SHORT STORIES: Hell on Wheels

The Cicadas serenaded me on a steamy, weekend night as I made my way to the pay phone, across from the Checkers burger joint. That was my usual midnight route on those Westside sidewalks. Those routines helped to kill the boredom and stagnation that attacked my restless mind. My brother’s friend John was living in Hermosa Beach, California. I’d been trying to escape Florida, and needed to find a way to the Gold Coast.

I dialed his number, engaged him in a friendly back and forth, and indirectly tried to find my way on his floor. It wasn’t going to happen: we weren’t that close. Afterward, I ambled to Kennedy Avenue, the location of the Tampa Bay Center: a very large mall: probably the largest in the city at that time.

My side of the street was almost entirely dedicated to a series of Hospitals. The domestic black top was quiet, dark, and damp. My earphones drowned out the penetrating silence. I carefully climbed a hilly walkway. Reaching the top, I noticed something odd. At the bottom, it appeared like a small child with a giant head was struggling with a wheelchair. My conscience split down the middle. One side said “turn and run!” while the other side beckoned me closer. Maybe this moon head youth needs your help? You can’t turn back; your poor vision and choice of path set you on this course.

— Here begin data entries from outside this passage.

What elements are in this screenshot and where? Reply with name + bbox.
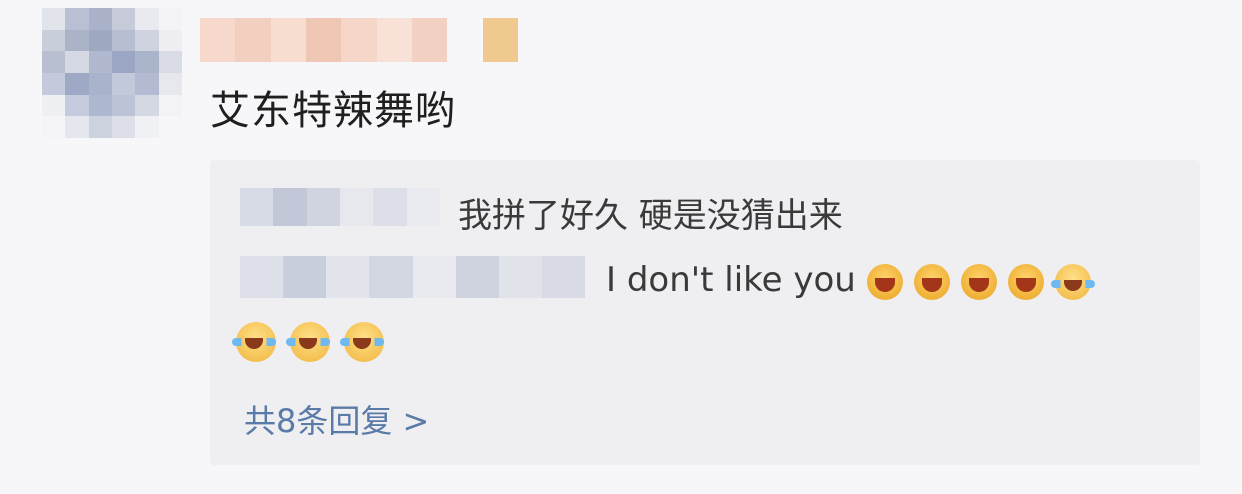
reply-text-2-content: I don't like you (606, 260, 856, 300)
reply-text-1: 我拼了好久 硬是没猜出来 (458, 196, 843, 236)
tears-of-joy-emoji-icon (340, 322, 384, 362)
tears-of-joy-emoji-icon (1050, 263, 1095, 300)
comment-text: 艾东特辣舞哟 (210, 88, 456, 134)
tears-of-joy-emoji-icon (286, 322, 330, 362)
tears-of-joy-emoji-icon (232, 322, 276, 362)
avatar[interactable] (42, 8, 182, 138)
view-more-replies-link[interactable]: 共8条回复 > (244, 396, 429, 442)
laugh-emoji-icon (913, 263, 950, 300)
reply-username-1[interactable] (240, 188, 440, 226)
reply-thread: 我拼了好久 硬是没猜出来 I don't like you 共8条回复 > (210, 160, 1200, 465)
commenter-username[interactable] (200, 18, 518, 62)
reply-username-2[interactable] (240, 256, 585, 298)
reply-text-2: I don't like you (606, 260, 1095, 300)
reply-emoji-line (232, 322, 384, 362)
laugh-emoji-icon (1007, 263, 1044, 300)
laugh-emoji-icon (960, 263, 997, 300)
laugh-emoji-icon (866, 263, 903, 300)
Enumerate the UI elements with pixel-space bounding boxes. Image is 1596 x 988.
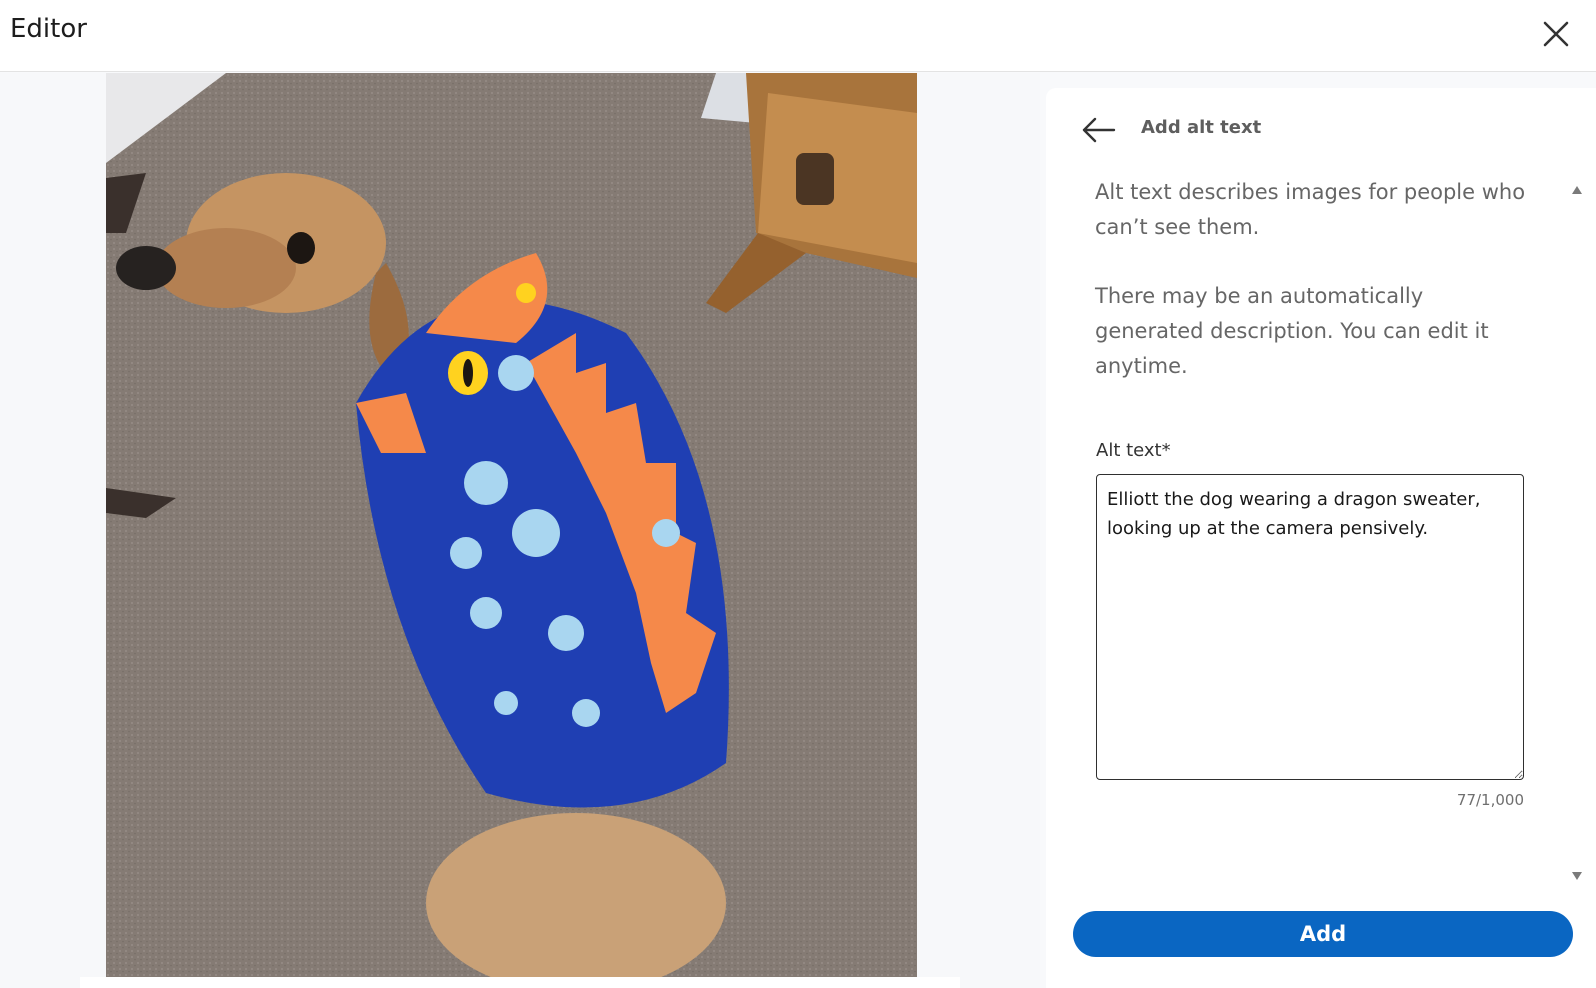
panel-title: Add alt text: [1141, 117, 1262, 138]
alt-text-label: Alt text*: [1096, 440, 1171, 461]
panel-description: Alt text describes images for people who…: [1095, 175, 1535, 384]
canvas-footer: [80, 977, 960, 988]
editor-title: Editor: [10, 14, 87, 44]
image-canvas: [0, 73, 1040, 988]
editor-header: Editor: [0, 0, 1596, 72]
dog-photo: [106, 73, 917, 977]
scroll-down-arrow-icon[interactable]: [1571, 871, 1583, 881]
alt-text-panel: Add alt text Alt text describes images f…: [1046, 88, 1596, 988]
character-counter: 77/1,000: [1456, 791, 1524, 809]
back-button[interactable]: [1078, 114, 1118, 146]
arrow-left-icon: [1082, 117, 1116, 143]
add-button[interactable]: Add: [1073, 911, 1573, 957]
description-line-2: There may be an automatically generated …: [1095, 284, 1489, 378]
close-button[interactable]: [1536, 14, 1576, 54]
description-line-1: Alt text describes images for people who…: [1095, 180, 1526, 239]
scroll-up-arrow-icon[interactable]: [1571, 185, 1583, 195]
close-icon: [1543, 21, 1569, 47]
alt-text-input[interactable]: Elliott the dog wearing a dragon sweater…: [1096, 474, 1524, 780]
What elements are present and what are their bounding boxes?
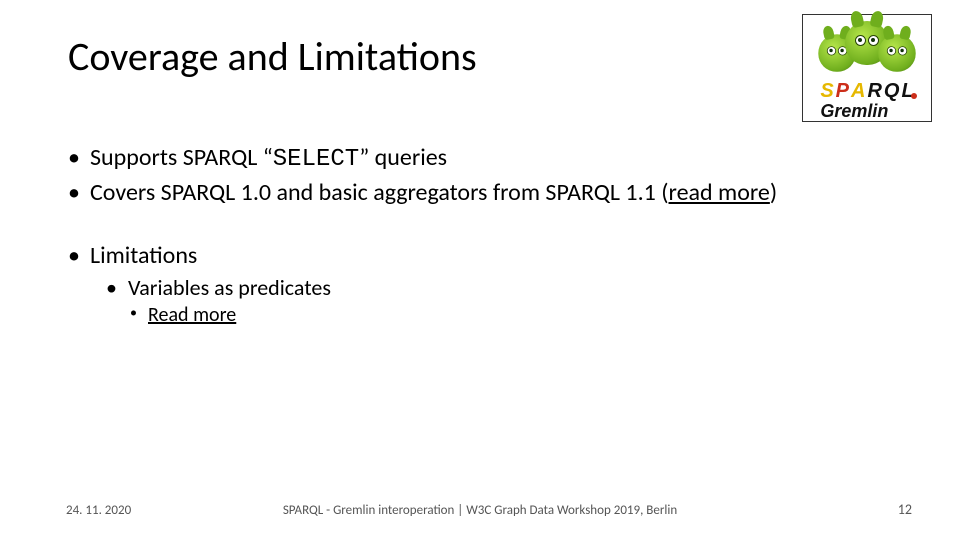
slide: Coverage and Limitations SPARQL Gremlin …: [0, 0, 960, 540]
read-more-link-coverage[interactable]: read more: [669, 178, 770, 207]
slide-number: 12: [898, 501, 912, 518]
gremlin-characters-icon: [817, 21, 917, 75]
logo-text-gremlin: Gremlin: [820, 102, 888, 120]
logo-text-sparql: SPARQL: [820, 81, 913, 101]
sparql-gremlin-logo: SPARQL Gremlin: [802, 14, 932, 122]
read-more-link-limitations[interactable]: Read more: [148, 303, 236, 327]
logo-wordmark: SPARQL Gremlin: [820, 81, 913, 120]
footer-title: SPARQL - Gremlin interoperation | W3C Gr…: [0, 503, 960, 518]
subbullet-variables-predicates: Variables as predicates: [106, 274, 888, 303]
bullet-covers-sparql: Covers SPARQL 1.0 and basic aggregators …: [68, 177, 888, 208]
code-select: SELECT: [273, 146, 359, 173]
bullet-supports-select: Supports SPARQL “SELECT” queries: [68, 142, 888, 175]
slide-body: Supports SPARQL “SELECT” queries Covers …: [68, 142, 888, 328]
subsubbullet-read-more: Read more: [130, 302, 888, 328]
bullet-limitations: Limitations: [68, 240, 888, 271]
slide-title: Coverage and Limitations: [68, 32, 477, 81]
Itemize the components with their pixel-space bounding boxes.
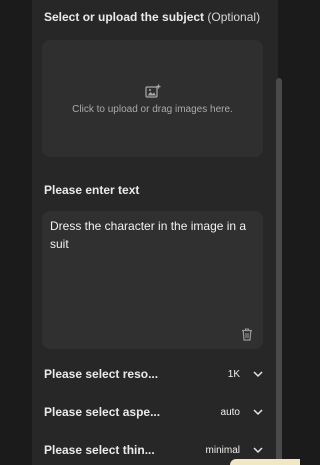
upload-section-title-text: Select or upload the subject xyxy=(44,10,205,24)
optional-label: (Optional) xyxy=(207,10,261,24)
scrollbar[interactable] xyxy=(276,78,282,465)
thinking-select-value: minimal xyxy=(205,445,240,456)
chevron-down-icon xyxy=(253,371,263,378)
corner-accent xyxy=(230,459,300,465)
upload-dropzone[interactable]: Click to upload or drag images here. xyxy=(42,40,263,157)
aspect-ratio-select-label: Please select aspe... xyxy=(44,405,161,419)
thinking-select-label: Please select thin... xyxy=(44,443,155,457)
add-image-icon xyxy=(145,84,161,98)
chevron-down-icon xyxy=(253,447,263,454)
page: Select or upload the subject (Optional) … xyxy=(0,0,300,465)
resolution-select[interactable]: Please select reso... 1K xyxy=(32,363,278,387)
aspect-ratio-select[interactable]: Please select aspe... auto xyxy=(32,401,278,425)
upload-hint: Click to upload or drag images here. xyxy=(72,104,233,115)
settings-panel: Select or upload the subject (Optional) … xyxy=(32,0,278,465)
upload-section-title: Select or upload the subject (Optional) xyxy=(44,10,260,24)
text-section-title: Please enter text xyxy=(44,183,140,197)
trash-icon[interactable] xyxy=(241,328,253,341)
prompt-textarea[interactable]: Dress the character in the image in a su… xyxy=(42,211,263,349)
resolution-select-value: 1K xyxy=(227,369,240,380)
chevron-down-icon xyxy=(253,409,263,416)
resolution-select-label: Please select reso... xyxy=(44,367,159,381)
prompt-text[interactable]: Dress the character in the image in a su… xyxy=(50,217,255,253)
aspect-ratio-select-value: auto xyxy=(220,407,240,418)
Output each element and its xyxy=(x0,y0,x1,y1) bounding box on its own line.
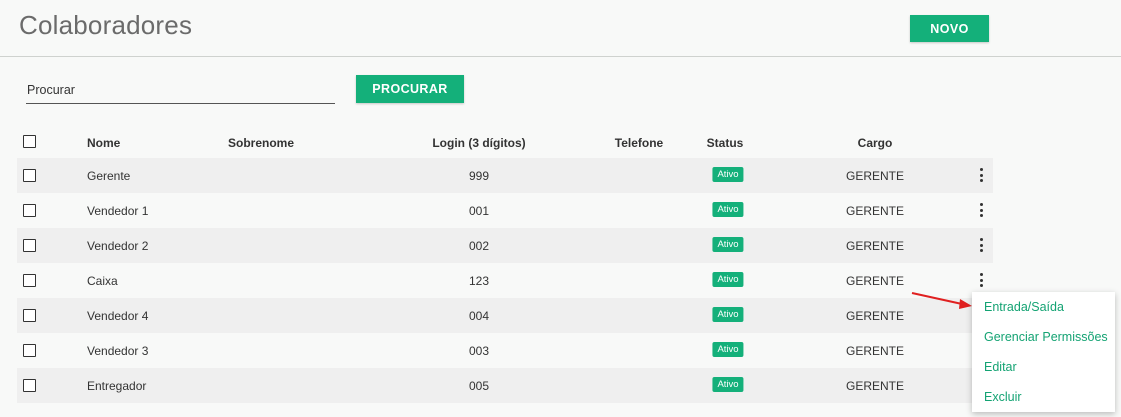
menu-item-entrada-saida[interactable]: Entrada/Saída xyxy=(972,292,1115,322)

As a creature of ritual, it was already preordained. Our meeting was already in the universal deck of cards. I made my way down the steep sidewalk to the bottom. I noticed the big head youth, throwing his huge, blonde, cranium from side to side. Yet upon closer inspection, it wasn’t a boy, but a full-grown: midget, little person, dwarf or whatever the proper terminology might be. I approached cautiously, thinking maybe it was some sort of trap set by a gang of little people to capture and take me to see the Wizard. I grasped the handles firmly, steadying the wheels. He spun around facing me. The man had a round, baby face, with a wide mouth hanging ajar, while his eyes spun around inside his head.

“Hey man. What going on?” I asked.
He brattled an inaudible sentence that was half slurps and half gasps, while swinging his melon round and round. His body was small and legs barley hung over the seat.

I deduced Sherlock Holmes style that he must’ve escaped from one of the hospitals and it was my duty to guide him back safely. I grabbed the back and pushed.

“Okay. I’m going to take you back. You have to tell me where you came from.”
He pointed his stubby arm forward toward the opposite cement hill. I was fatigued before I moved the chair. He was heavier than expected: it was probably his fleshy dome. I shoved with all my might. The humidity didn’t help as the sweat poured down my forehead in buckets. I attempted idle conversation.

“So where you from?”
“I’m from up there.” He murmured.
I was halfway and felt the wheel chair sliding back.
“What’s your name?”
“I’m the Devil!” he squealed like a large bird.
Cold shivers shot up my spine and fear seized my shoulders.
I was aiding an insane, Satan, baby man!

I pushed, knowing I had to finish this out. I pushed because I was good guy. I pushed because I was half way up a steep hill and didn’t want to get run over.

He continued to laugh in eerie, spastic octaves. I exhaled, wondering to myself: ‘How did this Demon baby man get over this hill?’

I peered down the slope and saw a door swinging open in the back of a building. I used my investigative skills once again, coming to the conclusion that he escaped that building.

That crafty Devil baby man!

I maneuvered him down the steep mound. He started convulsion, as if possessed by dark forces. We approached the bottom and I guided him toward the open door. Was I sure this was the building? No. Yet, that was as far as I was willing to go. I motioned him inside,
“Okay man, this is it.”

He threw his head forward as slobber flew from his mouth. I stepped back, watching him wheel himself slowly toward the doorway. What after that, I didn’t know. After reaching the top of the hill, I looked back and he was gone, as though the night had sucked him up. My mind did a summersault, trying to figure out what happened.

He escaped out of a clinic for the insane. He had been drugged but had managed to get himself to the street; yet, not being about to maneuver in the cruel, hot, outside world, he was stuck waiting for a semi-good Samaritan.

I’d done my public service and slide back on my headphones. My troubles were nothing compared to the Devil man baby. He was a prisoner in a wheel chair with a gigantic, wild head. At least I could control mine sometimes. I went the other way, after my own demons called out to me.